У судебного следователя Чуйкина в это время сидел товарищ прокурора Крутилов.

— Я к вам завернул, — сказал Крутилов, — именно для того, чтобы вас просить обратить особое внимание на это дело. В нем есть обстоятельства исключительного свойства, кроме того, что и по сумме оно дело довольно крупное, и что всякая домашняя кража если не со взломом, то при помощи поддельного ключа, — имеет большую важность.

— Все это я имею в виду и принялся за дело, как следует, — отвечал Чуйкин. — Вчера я тотчас сделал постановление об аресте обвиняемой Прасковьи Михайловой. Сегодня утром она задержана, и я уже допросил ее. Только, признаюсь, она как-то непохожа на преступницу.

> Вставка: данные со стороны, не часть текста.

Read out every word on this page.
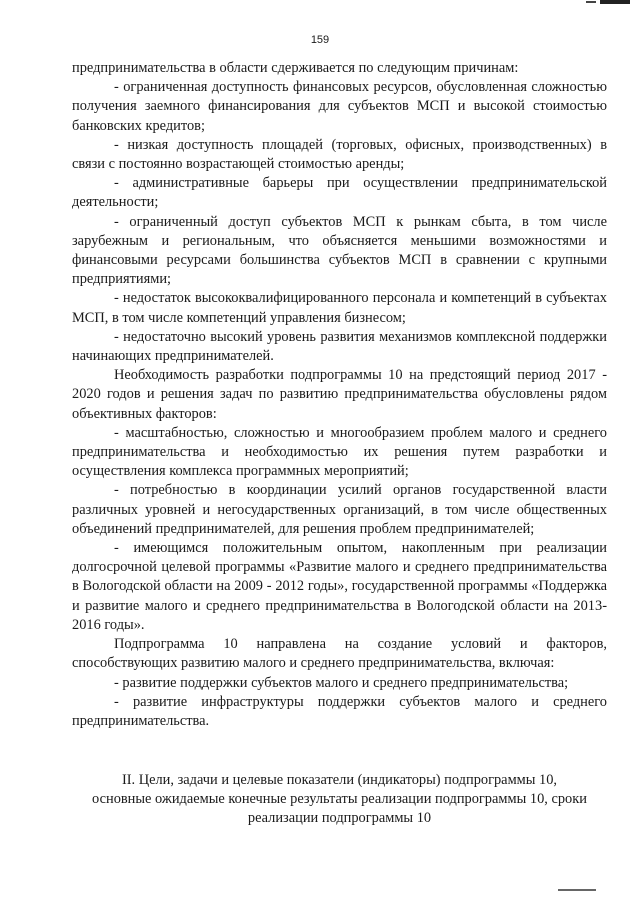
159

предпринимательства в области сдерживается по следующим причинам:

- ограниченная доступность финансовых ресурсов, обусловленная сложностью получения заемного финансирования для субъектов МСП и высокой стоимостью банковских кредитов;

- низкая доступность площадей (торговых, офисных, производственных) в связи с постоянно возрастающей стоимостью аренды;

- административные барьеры при осуществлении предпринимательской деятельности;

- ограниченный доступ субъектов МСП к рынкам сбыта, в том числе зарубежным и региональным, что объясняется меньшими возможностями и финансовыми ресурсами большинства субъектов МСП в сравнении с крупными предприятиями;

- недостаток высококвалифицированного персонала и компетенций в субъектах МСП, в том числе компетенций управления бизнесом;

- недостаточно высокий уровень развития механизмов комплексной поддержки начинающих предпринимателей.

Необходимость разработки подпрограммы 10 на предстоящий период 2017 - 2020 годов и решения задач по развитию предпринимательства обусловлены рядом объективных факторов:

- масштабностью, сложностью и многообразием проблем малого и среднего предпринимательства и необходимостью их решения путем разработки и осуществления комплекса программных мероприятий;

- потребностью в координации усилий органов государственной власти различных уровней и негосударственных организаций, в том числе общественных объединений предпринимателей, для решения проблем предпринимателей;

- имеющимся положительным опытом, накопленным при реализации долгосрочной целевой программы «Развитие малого и среднего предпринимательства в Вологодской области на 2009 - 2012 годы», государственной программы «Поддержка и развитие малого и среднего предпринимательства в Вологодской области на 2013-2016 годы».

Подпрограмма 10 направлена на создание условий и факторов, способствующих развитию малого и среднего предпринимательства, включая:

- развитие поддержки субъектов малого и среднего предпринимательства;

- развитие инфраструктуры поддержки субъектов малого и среднего предпринимательства.

II. Цели, задачи и целевые показатели (индикаторы) подпрограммы 10,
основные ожидаемые конечные результаты реализации подпрограммы 10, сроки
реализации подпрограммы 10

— С первого взгляда, пожалуй, и не разберешь, кто преступник, — докторально заметил Крутилов. — Дело разъяснится, когда разъяснятся побочные обстоятельства, о которых я упоминал. Не забудьте, что надобно тщательно расспросить девицу Снегину, которая бежала от своей тетки Сухоруковой и вслед за которой скрылась из дому и Прасковья Михайлова. Что было поводом к этому двойному бегству? Почему Прасковья Михайлова ушла из дому ничего не сказав Сухоруковой? У нее не могло быть семейных поводов к размолвке, как между племянницей и теткой. Кто именно был тогда в доме, потому что самой Сухоруковой, как известно, там не было, и так далее.

— Однако, вы порядком поосведомились, Максим Иванович, — сказал, улыбнувшись, Чуйкин. — Кто успел вам рассказать все это?

— У меня есть свои источники осведомлений, — сказал товарищ прокурора, два раза самодовольно кивнув головой. — Впрочем, на этот раз и нетрудно было осведомиться. Глаголев близко знаком с Сухоруковой, и он мне сообщил разные характерные подробности.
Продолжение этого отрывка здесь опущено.